Workload Characteristics and Compression
In addition to choosing which tables to compress (and the page
size), the workload is another key determinant of performance.
If the application is dominated by reads, rather than updates,
fewer pages need to be reorganized and recompressed after the
index page runs out of room for the per-page “modification
log” that MySQL maintains for compressed data. If the
updates predominantly change non-indexed columns or those
containing BLOB
s or large strings that happen
to be stored “off-page”, the overhead of
compression may be acceptable. If the only changes to a table
are INSERT
s that use a monotonically
increasing primary key, and there are few secondary indexes,
there is little need to reorganize and recompress index pages.
Since MySQL can “delete-mark” and delete rows on
compressed pages “in place” by modifying
uncompressed data, DELETE
operations on a
table are relatively efficient.
For some environments, the time it takes to load data can be as important as run-time retrieval.
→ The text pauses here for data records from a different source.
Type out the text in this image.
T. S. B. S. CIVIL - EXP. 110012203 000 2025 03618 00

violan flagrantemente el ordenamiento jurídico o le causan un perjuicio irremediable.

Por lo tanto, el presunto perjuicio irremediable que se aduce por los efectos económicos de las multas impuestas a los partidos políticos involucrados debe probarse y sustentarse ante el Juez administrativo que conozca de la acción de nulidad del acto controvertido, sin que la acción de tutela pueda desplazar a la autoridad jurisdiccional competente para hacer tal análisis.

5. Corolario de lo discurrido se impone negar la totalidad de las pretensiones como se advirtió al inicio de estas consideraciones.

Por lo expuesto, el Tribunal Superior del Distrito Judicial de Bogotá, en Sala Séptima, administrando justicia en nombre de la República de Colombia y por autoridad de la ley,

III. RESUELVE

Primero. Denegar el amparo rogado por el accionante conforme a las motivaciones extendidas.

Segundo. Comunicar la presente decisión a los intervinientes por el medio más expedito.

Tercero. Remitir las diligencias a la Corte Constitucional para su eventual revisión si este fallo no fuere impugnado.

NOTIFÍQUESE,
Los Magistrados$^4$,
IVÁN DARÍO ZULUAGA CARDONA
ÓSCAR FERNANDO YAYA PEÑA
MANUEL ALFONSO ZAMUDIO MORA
Especially in data warehouse environments, many tables may be read-only or read-mostly. In those cases, it might or might not be acceptable to pay the price of compression in terms of increased load time, unless the resulting savings in fewer disk reads or in storage cost is significant.
Fundamentally, compression works best when the CPU time is available for compressing and uncompressing data. Thus, if your workload is I/O bound, rather than CPU-bound, you might find that compression can improve overall performance. When you test your application performance with different compression configurations, test on a platform similar to the planned configuration of the production system.
Configuration Characteristics and Compression
Reading and writing database pages from and to disk is the slowest aspect of system performance. Compression attempts to reduce I/O by using CPU time to compress and uncompress data, and is most effective when I/O is a relatively scarce resource compared to processor cycles.
This is often especially the case when running in a multi-user environment with fast, multi-core CPUs. When a page of a compressed table is in memory, MySQL often uses additional memory, typically 16KB, in the buffer pool for an uncompressed copy of the page. The adaptive LRU algorithm attempts to balance the use of memory between compressed and uncompressed pages to take into account whether the workload is running in an I/O-bound or CPU-bound manner. Still, a configuration with more memory dedicated to the buffer pool tends to run better when using compressed tables than a configuration where memory is highly constrained.
Choosing the Compressed Page Size
The optimal setting of the compressed page size depends on the type and distribution of data that the table and its indexes contain. The compressed page size should always be bigger than the maximum record size, or operations may fail as noted in Compression of B-Tree Pages.
Setting the compressed page size too large wastes some space, but the pages do not have to be compressed as often. If the compressed page size is set too small, inserts or updates may require time-consuming recompression, and the B-tree nodes may have to be split more frequently, leading to bigger data files and less efficient indexing.
Typically, you set the compressed page size to 8K or 4K bytes.
Given that the maximum row size for an InnoDB table is around
8K, KEY_BLOCK_SIZE=8
is usually a safe
choice.